Custom Recipe Using Different Tokens for Each NER Block

Hello!

I am writing a custom recipe to use multiple NER blocks, each relying on a different set of tokens. The task is such that the all blocks need to be annotated at the same time; I can't easily break this into multiple tasks. However, I have only found how to make all the NER blocks rely on the same set of tokens, set in the 'token' key of the example. Ideally, I would like each NER block to pull tokens from a different key, set like "field_id" for "text_input".

Here's a simplified version of my recipe:

from pathlib import Path
from typing import Union, Dict, Any

import srsly
from prodigy.core import recipe


@recipe(
    "ner.double",
    dataset=("Dataset to save annotations to", "positional", None, str),
    example_file=("JSONL file with examples", "positional", None, str),
)
def ner_double(
        dataset: str,
        example_file: Union[str, Path],
) -> Dict[str, Any]:

    def get_stream(examples):
        for example in examples:
            yield {
                "id": example["id"],
                "tokens_1": make_prodigy_tokens(example["key_1"]),
                "tokens_2": make_prodigy_tokens(example["key_2"]),
            }

    examples = srsly.read_jsonl(example_file)
    stream = get_stream(examples)

    blocks = [
        {
            "view_id": "ner_manual",
            "field_id": "tokens_1",  # Does not work.
            "labels": ["label_1"],
        },
        {
            "view_id": "ner_manual",
            "field_id": "tokens_2",  # Does not work.
            "labels": ["label_2"],
        },
    ]

    return {
        "dataset": dataset,
        "stream": stream,
        "view_id": "blocks",
        "config": {
            "blocks": blocks,
        },
    }


class Tokenizer:
    def tokenize(self, text):
        return text.split()


def make_prodigy_tokens(
        string: str,
        tokenizer: Tokenizer = Tokenizer(),
):
    def wrap_token(i, token, last_end):
        start = last_end + string[last_end:].find(token)
        end = start + len(token)
        return {
            "id": i,
            "text": token,
            "start": start,
            "end": end,
        }

    token_list = []
    for i, token in enumerate(tokenizer.tokenize(string)):
        last_end = 0 if i == 0 else token_list[-1]["end"]
        token_dict = wrap_token(i, token, last_end)
        token_list.append(token_dict)
    return token_list

Is there any way to do this?

Thank you in advance!

Hi! At the moment, all blocks need to refer to a single underlying example, so you can only have one "text" and set of "tokens" and "spans". While you could overwrite the blocks for each individual example, the annotations you create would still be written to the same "spans", so that's not really an option.
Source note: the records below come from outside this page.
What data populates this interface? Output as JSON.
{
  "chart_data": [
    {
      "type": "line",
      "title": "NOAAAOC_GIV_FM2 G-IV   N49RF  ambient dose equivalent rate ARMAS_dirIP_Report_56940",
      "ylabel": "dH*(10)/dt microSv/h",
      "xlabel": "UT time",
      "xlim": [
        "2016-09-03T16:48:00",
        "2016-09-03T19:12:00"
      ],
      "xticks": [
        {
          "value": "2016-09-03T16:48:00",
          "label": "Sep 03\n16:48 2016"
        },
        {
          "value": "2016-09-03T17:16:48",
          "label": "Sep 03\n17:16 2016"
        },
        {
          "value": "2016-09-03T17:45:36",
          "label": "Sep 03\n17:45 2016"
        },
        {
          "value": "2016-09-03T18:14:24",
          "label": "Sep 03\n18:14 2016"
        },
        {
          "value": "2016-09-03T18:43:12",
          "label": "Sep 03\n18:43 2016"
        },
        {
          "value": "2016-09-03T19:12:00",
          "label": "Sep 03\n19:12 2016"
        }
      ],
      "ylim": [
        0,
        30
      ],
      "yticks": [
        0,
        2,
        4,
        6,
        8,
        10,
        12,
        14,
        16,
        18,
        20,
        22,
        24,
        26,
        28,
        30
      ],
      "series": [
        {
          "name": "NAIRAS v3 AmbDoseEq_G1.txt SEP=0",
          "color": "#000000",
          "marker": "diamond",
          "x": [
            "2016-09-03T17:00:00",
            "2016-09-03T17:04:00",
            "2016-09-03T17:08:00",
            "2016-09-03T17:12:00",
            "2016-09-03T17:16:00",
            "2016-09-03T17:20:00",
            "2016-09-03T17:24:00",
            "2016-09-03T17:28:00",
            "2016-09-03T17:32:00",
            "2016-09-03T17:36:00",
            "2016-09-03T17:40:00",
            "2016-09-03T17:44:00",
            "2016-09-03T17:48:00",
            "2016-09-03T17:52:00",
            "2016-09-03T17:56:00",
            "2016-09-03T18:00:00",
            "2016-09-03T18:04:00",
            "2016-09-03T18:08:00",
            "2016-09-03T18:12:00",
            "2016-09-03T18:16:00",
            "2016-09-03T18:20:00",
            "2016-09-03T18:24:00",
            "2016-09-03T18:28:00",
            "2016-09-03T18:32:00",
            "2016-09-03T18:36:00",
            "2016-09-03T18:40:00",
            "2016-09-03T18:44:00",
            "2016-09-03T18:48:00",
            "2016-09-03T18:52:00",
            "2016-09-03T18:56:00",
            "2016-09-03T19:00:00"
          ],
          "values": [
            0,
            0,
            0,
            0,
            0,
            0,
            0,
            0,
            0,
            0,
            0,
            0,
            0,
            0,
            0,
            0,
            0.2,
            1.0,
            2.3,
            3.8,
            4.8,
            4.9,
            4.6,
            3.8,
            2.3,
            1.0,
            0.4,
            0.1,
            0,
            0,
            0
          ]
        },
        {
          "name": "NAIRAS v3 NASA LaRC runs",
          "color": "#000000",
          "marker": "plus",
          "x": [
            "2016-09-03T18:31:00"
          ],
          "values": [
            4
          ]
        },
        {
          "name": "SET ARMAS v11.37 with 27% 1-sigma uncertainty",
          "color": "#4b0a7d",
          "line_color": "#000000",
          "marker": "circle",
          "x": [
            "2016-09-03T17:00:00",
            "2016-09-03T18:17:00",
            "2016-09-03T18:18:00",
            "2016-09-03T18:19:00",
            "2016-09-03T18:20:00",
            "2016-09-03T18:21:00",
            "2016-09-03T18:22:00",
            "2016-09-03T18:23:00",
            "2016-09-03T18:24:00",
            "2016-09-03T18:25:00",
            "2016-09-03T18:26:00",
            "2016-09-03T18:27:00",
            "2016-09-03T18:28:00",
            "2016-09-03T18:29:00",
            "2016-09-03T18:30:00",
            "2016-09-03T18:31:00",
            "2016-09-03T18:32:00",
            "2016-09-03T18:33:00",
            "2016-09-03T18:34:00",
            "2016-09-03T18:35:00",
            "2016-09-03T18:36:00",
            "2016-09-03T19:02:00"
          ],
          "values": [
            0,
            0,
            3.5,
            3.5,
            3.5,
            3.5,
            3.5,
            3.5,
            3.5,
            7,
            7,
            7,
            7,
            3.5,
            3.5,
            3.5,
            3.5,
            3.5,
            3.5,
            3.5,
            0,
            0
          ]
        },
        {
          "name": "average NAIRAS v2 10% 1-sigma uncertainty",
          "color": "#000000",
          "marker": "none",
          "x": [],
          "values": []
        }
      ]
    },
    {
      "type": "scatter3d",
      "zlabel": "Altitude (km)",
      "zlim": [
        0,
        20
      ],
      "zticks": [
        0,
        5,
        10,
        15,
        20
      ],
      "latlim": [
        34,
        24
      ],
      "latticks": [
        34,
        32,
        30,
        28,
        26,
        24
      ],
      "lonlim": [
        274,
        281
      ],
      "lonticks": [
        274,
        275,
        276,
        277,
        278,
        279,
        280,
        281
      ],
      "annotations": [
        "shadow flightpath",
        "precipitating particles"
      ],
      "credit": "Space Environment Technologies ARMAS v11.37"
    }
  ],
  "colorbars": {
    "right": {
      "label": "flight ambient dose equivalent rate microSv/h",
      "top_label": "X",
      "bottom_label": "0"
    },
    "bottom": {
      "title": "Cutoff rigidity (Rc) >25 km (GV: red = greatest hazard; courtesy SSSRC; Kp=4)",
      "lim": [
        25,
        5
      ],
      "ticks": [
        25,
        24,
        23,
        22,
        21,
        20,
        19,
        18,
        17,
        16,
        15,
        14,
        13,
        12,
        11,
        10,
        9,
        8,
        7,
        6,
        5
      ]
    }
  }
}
Probably the easiest solution would be to just combine your texts into one single ner_manual interface and separate the texts with two line break tokens, or similar. You can always store the character offsets of the different texts in the underlying data, which makes it easy to extract the individual texts and annotations separately later on, if you need to. (Each span's offset is start - text_offset and end - text_offset.)

Thanks @ines for the quick reply! I was hoping not to combine the texts into a single NER interface, as they can get long, and it'd be nice to have a visual cue to separate them, but I will try it out!